Launched in Bulgaria in 2003, that initiative pledged eight European governments (the number has since risen to 12)—supported by a similar number of international organizations—to “work toward eliminating discrimination and closing the unacceptable gaps between Roma and the rest of society” between 2005 and 2015.

The French government’s roundups of the Roma and the generally positive reaction from French citizens make it hard to believe there’s been any headway made in the last five years—or that another five will be enough to narrow, much less “close” the gap between Roma and the rest of Europe.

Or could it be that, five years ago, things were so much worse that there are milestones to celebrate?

That’s another problem. Nobody knows. Though one of the goals of the “Decade of Inclusion” plan was to finally compile statistics on an estimated 4.5 million Roma living in the 12 signatory countries—Albania, Bosnia and Herzegovina, Bulgaria, Croatia, the Czech Republic, Hungary, Macedonia, Montenegro, Romania, Serbia, Slovakia and Spain—this has not happened.

The Soros Foundation’s Open Society Institute (OSI), which runs its own Roma Initiatives program, documents that critical underperformance by governments. In a summer report called “No Data, No Progress,” OSI confirms that “there is an almost universal lack of disaggregated data, in both Decade countries and the European Union … [which] can allow for policymakers to disregard, or be unaware of, negative, race-specific outcomes. Lack of data can also undermine efforts to achieve policy goals and inhibit governments from making sound policy decisions.”

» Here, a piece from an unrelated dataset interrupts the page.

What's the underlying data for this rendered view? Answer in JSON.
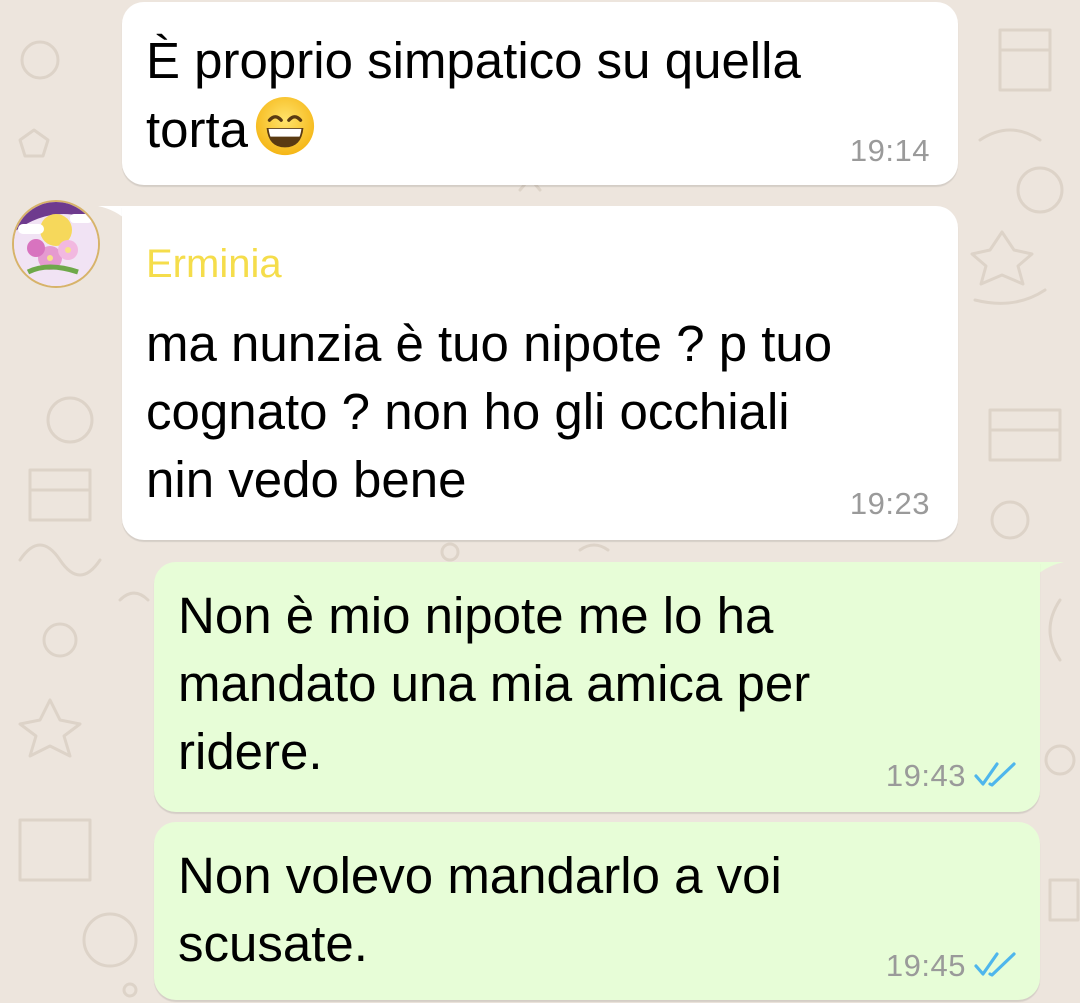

Besides the lack of baseline figures for comparison, said Bedard, there’s “a big gap between what exists on paper, the commitments the governments have made in their policies and the changes that are visible in Roma communities.” She went on, “There are a lot of projects which are supported but there’s a lack of consistency, there’s a lack of clear monitoring of the measures which are implemented and the money which is channeled into promoting Roma inclusion through community-level programming.”

The European Roma Rights Center has now completed one of the first attempts to comprehensively assess the policies, funding and results over the last decade; the report is expected out next month.

As Sarkozy’s cabinet has begun to publicly air its divisions over the Roma expulsions, Bedard hopes the relatively high public support for the measures will show cracks too.

“Anti-Roma sentiment in Europe in general is very high,” she noted, “and I think initially people are very welcoming of measures which seek to punish Roma for perceived ‘bad behavior’ in some respects. But there’s always the threat that not only Roma but other groups may also be affected by certain measures. … [T]hese kind of measures are not positive with regard to any community.